Ce petit bijou des années 80 est un de mes slashers préférés avec "My Bloody Valentine".
Le film traverse plusieurs genres. Il commence comme un teen-movie potache avec une bande d'ados caricaturaux qui persécutent Marty Randsen, l'intello souffre douleur de service, jusqu'à ce qu'une blague dérape et envoie le pauvre Marty aux urgences, le visage brulé par l'acide. Des années plus tard, tout ce petit monde se retrouve convié à une réunion nocturne d'anciens élèves dans le lycée désormais abandonné. Le massacre peut commencer. Le film ne se contente pas d'aligner les victimes de façon mécanique. Il varie les situations, les lieux, les procédés.
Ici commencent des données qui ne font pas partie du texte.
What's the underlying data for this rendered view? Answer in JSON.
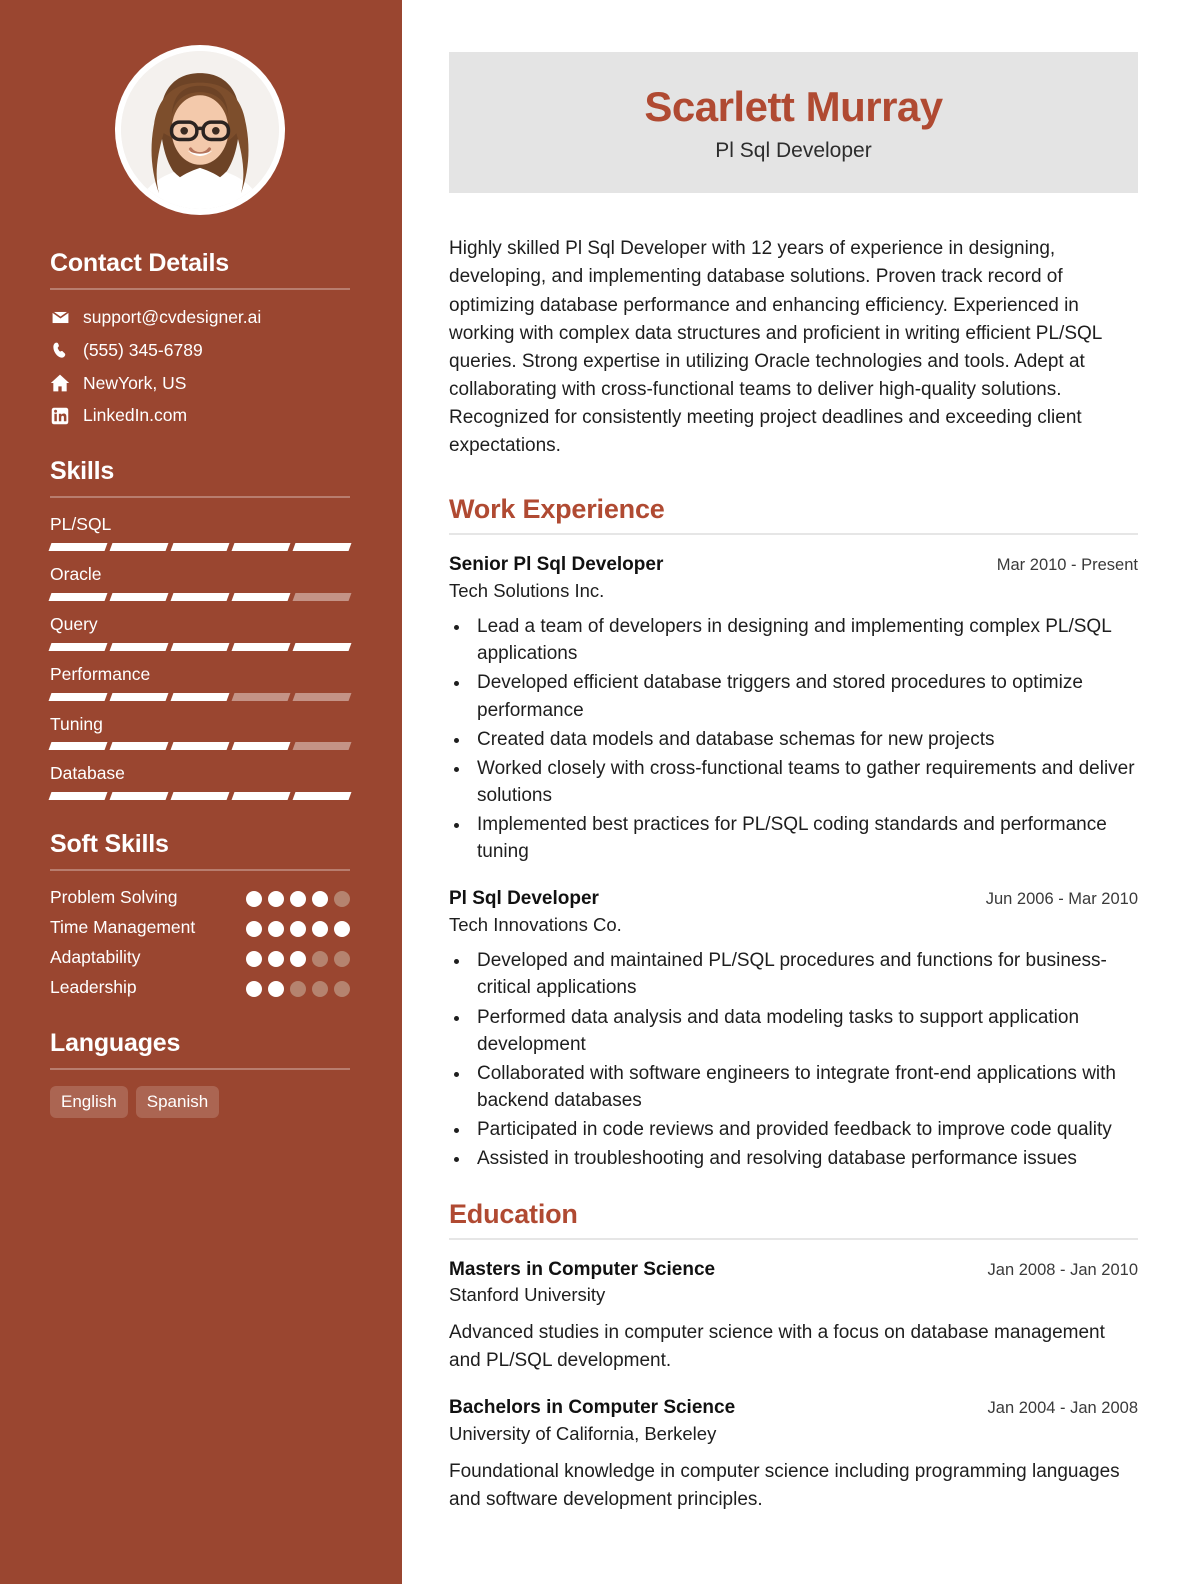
{
  "sidebar": {
    "avatar_alt": "profile-photo",
    "contact": {
      "heading": "Contact Details",
      "items": [
        {
          "icon": "email-icon",
          "value": "support@cvdesigner.ai"
        },
        {
          "icon": "phone-icon",
          "value": "(555) 345-6789"
        },
        {
          "icon": "home-icon",
          "value": "NewYork, US"
        },
        {
          "icon": "linkedin-icon",
          "value": "LinkedIn.com"
        }
      ]
    },
    "skills": {
      "heading": "Skills",
      "max": 5,
      "items": [
        {
          "label": "PL/SQL",
          "level": 5
        },
        {
          "label": "Oracle",
          "level": 4
        },
        {
          "label": "Query",
          "level": 5
        },
        {
          "label": "Performance",
          "level": 3
        },
        {
          "label": "Tuning",
          "level": 4
        },
        {
          "label": "Database",
          "level": 5
        }
      ]
    },
    "soft_skills": {
      "heading": "Soft Skills",
      "max": 5,
      "items": [
        {
          "label": "Problem Solving",
          "level": 4
        },
        {
          "label": "Time Management",
          "level": 5
        },
        {
          "label": "Adaptability",
          "level": 3
        },
        {
          "label": "Leadership",
          "level": 2
        }
      ]
    },
    "languages": {
      "heading": "Languages",
      "items": [
        "English",
        "Spanish"
      ]
    }
  },
  "header": {
    "name": "Scarlett Murray",
    "title": "Pl Sql Developer"
  },
  "summary": "Highly skilled Pl Sql Developer with 12 years of experience in designing, developing, and implementing database solutions. Proven track record of optimizing database performance and enhancing efficiency. Experienced in working with complex data structures and proficient in writing efficient PL/SQL queries. Strong expertise in utilizing Oracle technologies and tools. Adept at collaborating with cross-functional teams to deliver high-quality solutions. Recognized for consistently meeting project deadlines and exceeding client expectations.",
  "work": {
    "heading": "Work Experience",
    "entries": [
      {
        "role": "Senior Pl Sql Developer",
        "date": "Mar 2010 - Present",
        "org": "Tech Solutions Inc.",
        "bullets": [
          "Lead a team of developers in designing and implementing complex PL/SQL applications",
          "Developed efficient database triggers and stored procedures to optimize performance",
          "Created data models and database schemas for new projects",
          "Worked closely with cross-functional teams to gather requirements and deliver solutions",
          "Implemented best practices for PL/SQL coding standards and performance tuning"
        ]
      },
      {
        "role": "Pl Sql Developer",
        "date": "Jun 2006 - Mar 2010",
        "org": "Tech Innovations Co.",
        "bullets": [
          "Developed and maintained PL/SQL procedures and functions for business-critical applications",
          "Performed data analysis and data modeling tasks to support application development",
          "Collaborated with software engineers to integrate front-end applications with backend databases",
          "Participated in code reviews and provided feedback to improve code quality",
          "Assisted in troubleshooting and resolving database performance issues"
        ]
      }
    ]
  },
  "education": {
    "heading": "Education",
    "entries": [
      {
        "degree": "Masters in Computer Science",
        "date": "Jan 2008 - Jan 2010",
        "school": "Stanford University",
        "description": "Advanced studies in computer science with a focus on database management and PL/SQL development."
      },
      {
        "degree": "Bachelors in Computer Science",
        "date": "Jan 2004 - Jan 2008",
        "school": "University of California, Berkeley",
        "description": "Foundational knowledge in computer science including programming languages and software development principles."
      }
    ]
  },
  "colors": {
    "sidebar_bg": "#9a4630",
    "accent": "#b04a32",
    "banner_bg": "#e4e4e4",
    "dot_empty": "#b5836f"
  }
}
Chaque meurtre est pensé comme un petit numéro macabre et inventif, ce qui empêche le film de tomber dans la monotonie, piège dans lequel bon nombre de slashers au rabais peuvent facilement tomber. Le film qui avait commencé dans la légèreté bascule dans l'horreur pure et devient particulièrement sombre. Les rares apparitions de Marty avec son masque de fou s'avèrent particulièrement flippantes. La fin vire carrément au fantastique avec des apparitions fantomatiques dans un décors devenus un cauchemar surréaliste baigné de fumée et d'éclairages colorés.
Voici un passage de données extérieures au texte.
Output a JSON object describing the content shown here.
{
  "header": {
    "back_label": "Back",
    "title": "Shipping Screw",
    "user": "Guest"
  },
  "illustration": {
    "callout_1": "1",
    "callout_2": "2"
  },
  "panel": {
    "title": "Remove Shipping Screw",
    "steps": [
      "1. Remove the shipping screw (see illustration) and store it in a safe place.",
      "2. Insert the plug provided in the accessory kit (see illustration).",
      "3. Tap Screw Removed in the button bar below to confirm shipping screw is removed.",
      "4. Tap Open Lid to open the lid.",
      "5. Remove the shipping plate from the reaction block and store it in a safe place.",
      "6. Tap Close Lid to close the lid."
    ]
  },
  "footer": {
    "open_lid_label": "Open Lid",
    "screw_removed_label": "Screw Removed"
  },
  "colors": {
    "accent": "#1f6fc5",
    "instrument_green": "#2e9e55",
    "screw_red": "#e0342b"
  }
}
Si je devais tout de même émettre une critique, ça serait que le petit jeu du chat et de la souris final entre Marty et la dernière survivante traine un peu trop en longueur. On pourra aussi s'étonner de certains comportements absurdes des personnages comme une fille qui s'isole pour prendre un bain dans un lycée abandonné ou un couple qui s'envoie en l'air en pleine tuerie mais ce genre de travers sont monnaie courante sans les vieux films d'horreur et la suspension de crédulité est sensée faire son job.
"Slaughter High" n'est pas qu'un slasher opportuniste dans la masse. Il jouit d'une atmosphère unique, délicieusement rétro, poisseuse, cruelle et ludique à la fois., le tout surmonté d'une BO excellente avec notamment le morceau rock "April's Fools Days". Une véritable pépite !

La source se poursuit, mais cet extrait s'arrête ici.